Check the pods you have, alongside the IPs they were assigned to:

kubectl get pods -o wide

Log into pod1

kubectl exec -it test-curl-pod -- /bin/sh

Now, from inside your curl-capable pod, try to pull the home pages from the two Web servers; use the IPs you obtained above:

curl http:// < IPofPod >

Each pod should say something like, "<html><body><h1>I am test-http-76f7d84c67-j5ff4 </h1></body></html>"where the hash of numbers and characters is unique to each pod you are querying.

Load balancing

Having to manually switch between the two Pods is obviously tedious. What we really want is to have a single logical address that will automatically load-balance between them.

You can copy-and-paste the lines below.

svc2.yaml:
apiVersion: v1
kind: Service
metadata:
  labels:
    k8s-app: test-svc
  name: test-svc
spec:
  ports:
  - port: 80
    protocol: TCP
    targetPort: 80
  selector:
    k8s-app: test-http
  type: ClusterIP

Let’s now start the service:

kubectl create -f svc2.yaml

Look up your service, and write down the IP it is reporting under:

kubectl get services

Log into pod1

kubectl exec -it test-pod -- /bin/sh

Now try to pull the home page from the service IP:

curl http://*IPofService*

❓ Try it a few times…by repeating the command (hint: the ↑ on your keyboard will toggle through previous commands). Which Web server is serving you? Does it matter? How could you imagine using a service like this to balance the load across multiple pods or deployments?

❗Note that you can also use the local DNS name for this (from pod1)

curl http://test-svc.<namespace>.svc.cluster.local

❓Do you remember what namespace you are using?

Exposing public services

Sometimes you have the opposite problem; you want to export resources of a single node to the public internet.

The above Web services only serve traffic on the private IP network LAN. If you try curl from your laptops, you will never reach those Pods!

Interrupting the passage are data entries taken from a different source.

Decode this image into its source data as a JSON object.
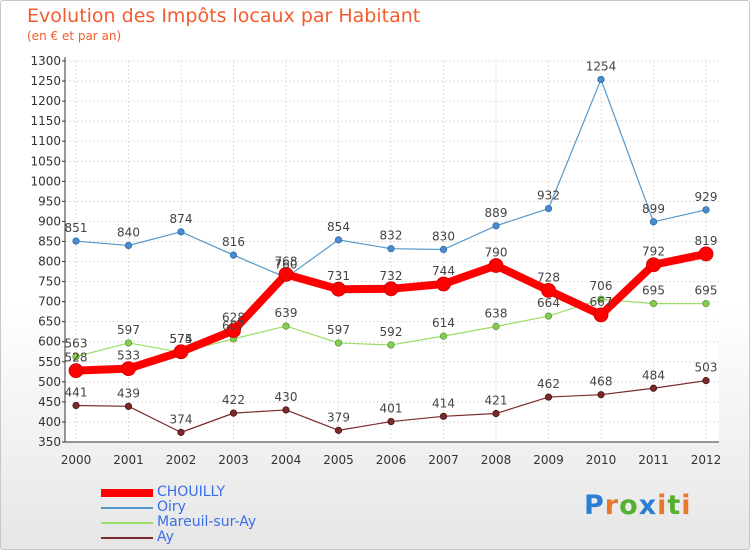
{
  "title": "Evolution des Impôts locaux par Habitant",
  "subtitle": "(en € et par an)",
  "logo": {
    "letters": [
      {
        "char": "P",
        "color": "#2a7fd4"
      },
      {
        "char": "r",
        "color": "#e8762b"
      },
      {
        "char": "o",
        "color": "#55b030"
      },
      {
        "char": "x",
        "color": "#2a7fd4"
      },
      {
        "char": "i",
        "color": "#e8762b"
      },
      {
        "char": "t",
        "color": "#55b030"
      },
      {
        "char": "i",
        "color": "#e8762b"
      }
    ]
  },
  "chart_data": {
    "type": "line",
    "title": "Evolution des Impôts locaux par Habitant",
    "subtitle": "(en € et par an)",
    "categories": [
      "2000",
      "2001",
      "2002",
      "2003",
      "2004",
      "2005",
      "2006",
      "2007",
      "2008",
      "2009",
      "2010",
      "2011",
      "2012"
    ],
    "ylim": [
      350,
      1300
    ],
    "yticks": [
      350,
      400,
      450,
      500,
      550,
      600,
      650,
      700,
      750,
      800,
      850,
      900,
      950,
      1000,
      1050,
      1100,
      1150,
      1200,
      1250,
      1300
    ],
    "grid": true,
    "legend_position": "bottom-left",
    "series": [
      {
        "name": "CHOUILLY",
        "color": "#ff0000",
        "values": [
          528,
          533,
          575,
          628,
          768,
          731,
          732,
          744,
          790,
          728,
          667,
          792,
          819
        ],
        "labels": [
          "528",
          "533",
          "575",
          "628",
          "768",
          "731",
          "732",
          "744",
          "790",
          "728",
          "667",
          "792",
          "819"
        ]
      },
      {
        "name": "Oiry",
        "color": "#5599cc",
        "values": [
          851,
          840,
          874,
          816,
          760,
          854,
          832,
          830,
          889,
          932,
          1254,
          899,
          929
        ],
        "labels": [
          "851",
          "840",
          "874",
          "816",
          "760",
          "854",
          "832",
          "830",
          "889",
          "932",
          "1254",
          "899",
          "929"
        ]
      },
      {
        "name": "Mareuil-sur-Ay",
        "color": "#99dd66",
        "values": [
          563,
          597,
          574,
          607,
          639,
          597,
          592,
          614,
          638,
          664,
          706,
          695,
          695
        ],
        "labels": [
          "563",
          "597",
          "574",
          "607",
          "639",
          "597",
          "592",
          "614",
          "638",
          "664",
          "706",
          "695",
          "695"
        ]
      },
      {
        "name": "Ay",
        "color": "#7a2a2a",
        "values": [
          441,
          439,
          374,
          422,
          430,
          379,
          401,
          414,
          421,
          462,
          468,
          484,
          503
        ],
        "labels": [
          "441",
          "439",
          "374",
          "422",
          "430",
          "379",
          "401",
          "414",
          "421",
          "462",
          "468",
          "484",
          "503"
        ]
      }
    ]
  }
}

What we need, is set up an Ingress instance for our service.

ingress.yaml:
apiVersion: networking.k8s.io/v1
kind: Ingress
metadata:
  annotations:
    kubernetes.io/ingress.class: haproxy
  name: test-ingress
spec:
  rules:
  - host: test-service.nrp-nautilus.io
    http:
      paths:
      - backend:
          service:
            name: test-svc
            port:
              number: 80
        path: /
        pathType: ImplementationSpecific
  tls:
  - hosts:
    - test-service.nrp-nautilus.io

Launch the new ingress

kubectl create -f ingress.yaml

You should now be able to fetch the Web pages from your browser by opening https://test-service.nrp-nautilus.io.

❗ Note that SSL termination is already provided for you. More information is available in Ingress section.

You can now delete the deployment:

kubectl delete -f http2.yaml
kubectl delete -f svc2.yaml
kubectl delete -f ingress.yaml
kubectl delete -f pod-curl.yaml

The end

❗ Please make sure you did not leave any running pods, deployments, ingresses or services behind.